Jet dan Plume Struktur: Jet abu, batu apung, dan gas muncul dari ventilasi pada kecepatan supersonik dari 650 m/s, tetapi melambat untuk memperlambat kecepatan kenaikan apung beberapa puluh meter per detik setelah mencapai 10 sampai 15 km ke atmosfer. Membanggakan apung memiliki energi yang cukup untuk terus meningkat menjadi hampir 50 km sebelum menjadi netral apung dan mulai menyebar lateral. Lebar jet dan membanggakan selama fase erupsi Plinian mungkin berkisar dari beberapa km pada dasarnya banyak sebanyak 40 km di dekat puncaknya, tepat di bawah tingkat di mana ia menyebar sebagai awan landasan berbentuk raksasa. Ash konsentrasi dalam bulu-bulu menurun ke atas karena campuran udara ambien ke bulu-bulu seperti naik, tetapi konsentrasi mungkin tinggal di tingkat 1 bagian dalam satu juta volume. Ini adalah perkiraan yang sangat konservatif volume membanggakan total selama letusan, memberikan nilai lebih dari 100 juta km3 dan kemungkinan mencapai beberapa kali lipat lebih besar.

Ringkasan:
Besarnya
  • Keruntuhan 100 m lebih dari 50-km kaldera berdiameter dapat melibatkan letusan ~ 200 km3 magma
  • Scaling serupa berukuran letusan memprediksi fluks massa ~ 10^9 kg/s
Lamanya
  • Letusan dari 200 km3 dari magma pada 10^9 kg/s membutuhkan setidaknya ~ 60 jam letusan terus menerus
  • Letusan terus menerus tidak mungkin, sehingga durasi mungkin telah berlangsung dari minggu ke lebih dari satu bulan
Tephra
  • Dominan batu apung dan abu
  • Untuk letusan phreatoplinian hingga 50% berat-dari tephra dapat terfragmentasi menjadi abu halus (mm)
  • Jika 75% dari vol-produk yang meletus adalah phreatoplinian, 75 km3 dari abu halus yang disuntikkan ke atmosfir
Gas
  • Dominan H 2 O
  • Untuk kuat air / magma interaksi, volume air menguap hampir sama dengan volume magma dalam interaksi
  • Jika 75% vol-dari produk meletus mengalami kuat air / magma interaksi kemudian 150 km3 dari air laut yang menguap, menciptakan hingga 200.000 km3 dari uap air di atmosfer
  • Kemungkinan sebagian besar (50% vol-atau lebih) terkondensasi suatu endapan dari ketinggian rendah
  • Sisa uap kristal es mungkin terbentuk di stratosfer
Plume Struktur
  • Meletus dengan kecepatan hingga 650 m/s, kolom letusan mungkin telah melampaui 50 km di ketinggian sebelum mencapai daya apung netral
  • Dari model numerik, konsentrasi Volume tephra setelah pencampuran dengan atmosfer adalah 10 -6 atau kurang
  • Jika komponen baik-abu tetap di bulu-bulu dengan uap air yang terbentuk kristal es, maka volume total dapat membanggakan telah mencapai beberapa puluh juta km3
Atmosfer Wonderings
  • Pertimbangkan volume besar bulu-bulu abu dan uap (10-80000000 km3).

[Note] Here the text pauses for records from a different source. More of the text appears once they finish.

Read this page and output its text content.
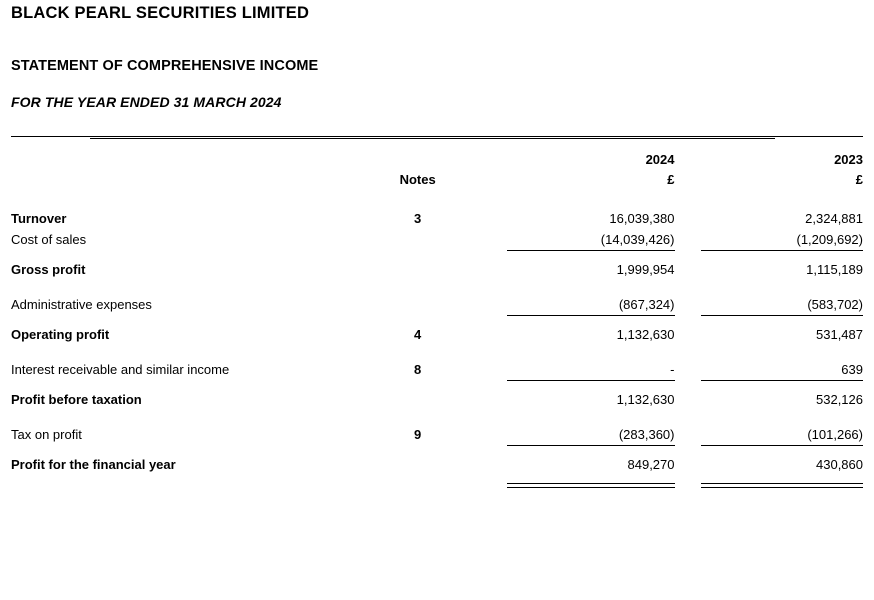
BLACK PEARL SECURITIES LIMITED
STATEMENT OF COMPREHENSIVE INCOME
FOR THE YEAR ENDED 31 MARCH 2024
			2024		2023
	Notes		£		£

Turnover	3		16,039,380		2,324,881
Cost of sales			(14,039,426)		(1,209,692)

Gross profit			1,999,954		1,115,189

Administrative expenses			(867,324)		(583,702)

Operating profit	4		1,132,630		531,487

Interest receivable and similar income	8		-		639

Profit before taxation			1,132,630		532,126

Tax on profit	9		(283,360)		(101,266)

Profit for the financial year			849,270		430,860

  • Tropopause luas permukaan bumi adalah ~ 5.2×10 8 km2.
  • Letusan membanggakan bisa menghasilkan lapisan awan 20-150 m tebal atas seluruh dunia.

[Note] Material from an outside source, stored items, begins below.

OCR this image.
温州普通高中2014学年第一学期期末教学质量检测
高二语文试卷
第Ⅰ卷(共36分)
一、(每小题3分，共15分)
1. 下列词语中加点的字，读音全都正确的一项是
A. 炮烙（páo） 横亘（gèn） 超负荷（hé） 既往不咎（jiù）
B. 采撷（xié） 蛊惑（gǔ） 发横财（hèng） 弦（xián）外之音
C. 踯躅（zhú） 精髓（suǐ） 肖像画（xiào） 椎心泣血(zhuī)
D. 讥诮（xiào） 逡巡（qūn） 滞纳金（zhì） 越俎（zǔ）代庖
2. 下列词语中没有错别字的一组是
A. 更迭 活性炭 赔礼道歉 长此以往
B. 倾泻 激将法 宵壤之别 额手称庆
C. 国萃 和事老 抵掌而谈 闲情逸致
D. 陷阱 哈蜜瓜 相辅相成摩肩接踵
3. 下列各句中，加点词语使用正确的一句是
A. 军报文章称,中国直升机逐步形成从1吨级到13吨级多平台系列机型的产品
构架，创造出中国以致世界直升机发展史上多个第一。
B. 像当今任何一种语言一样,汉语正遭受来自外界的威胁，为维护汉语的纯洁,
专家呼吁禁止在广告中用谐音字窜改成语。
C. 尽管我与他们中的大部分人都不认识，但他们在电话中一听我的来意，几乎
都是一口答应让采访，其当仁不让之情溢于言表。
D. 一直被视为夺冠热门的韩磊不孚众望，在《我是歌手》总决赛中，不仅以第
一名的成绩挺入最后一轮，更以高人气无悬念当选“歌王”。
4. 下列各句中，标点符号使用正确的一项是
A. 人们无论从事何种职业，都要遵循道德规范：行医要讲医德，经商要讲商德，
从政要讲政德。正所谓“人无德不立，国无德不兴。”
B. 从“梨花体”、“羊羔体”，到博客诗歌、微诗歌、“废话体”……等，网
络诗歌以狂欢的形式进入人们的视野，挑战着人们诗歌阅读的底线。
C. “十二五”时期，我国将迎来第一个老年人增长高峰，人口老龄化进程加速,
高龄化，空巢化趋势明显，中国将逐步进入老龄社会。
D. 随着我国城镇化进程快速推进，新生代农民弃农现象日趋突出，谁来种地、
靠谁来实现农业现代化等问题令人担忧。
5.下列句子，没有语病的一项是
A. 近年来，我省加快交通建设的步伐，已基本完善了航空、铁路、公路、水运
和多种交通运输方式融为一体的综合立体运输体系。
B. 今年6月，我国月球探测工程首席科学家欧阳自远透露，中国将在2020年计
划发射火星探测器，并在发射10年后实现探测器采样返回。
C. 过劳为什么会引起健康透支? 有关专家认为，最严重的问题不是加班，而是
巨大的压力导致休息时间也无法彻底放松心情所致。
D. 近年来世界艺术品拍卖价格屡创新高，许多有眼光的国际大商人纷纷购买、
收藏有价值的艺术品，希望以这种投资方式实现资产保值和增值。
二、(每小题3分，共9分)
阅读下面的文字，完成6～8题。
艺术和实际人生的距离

  • Dengan sumber membanggakan dekat khatulistiwa, kedua belahan otak utara dan selatan akan terpengaruh.
  • Seperti segumpal vulkanik berkekuatan besar belum pernah dipertimbangkan untuk CGMS, dan analog yang hanya mungkin membanggakan ejecta dari dampak KT.
  • Penerapan model musim dingin nuklir (jelaga) untuk dampak KT mengindikasikan seperti beban partikel di stratosfer akan menyebabkan runtuhnya troposfer.
  • Selain volume besar uap air dapat menghasilkan awan besar es stratosfir, menyebabkan kerusakan ozon.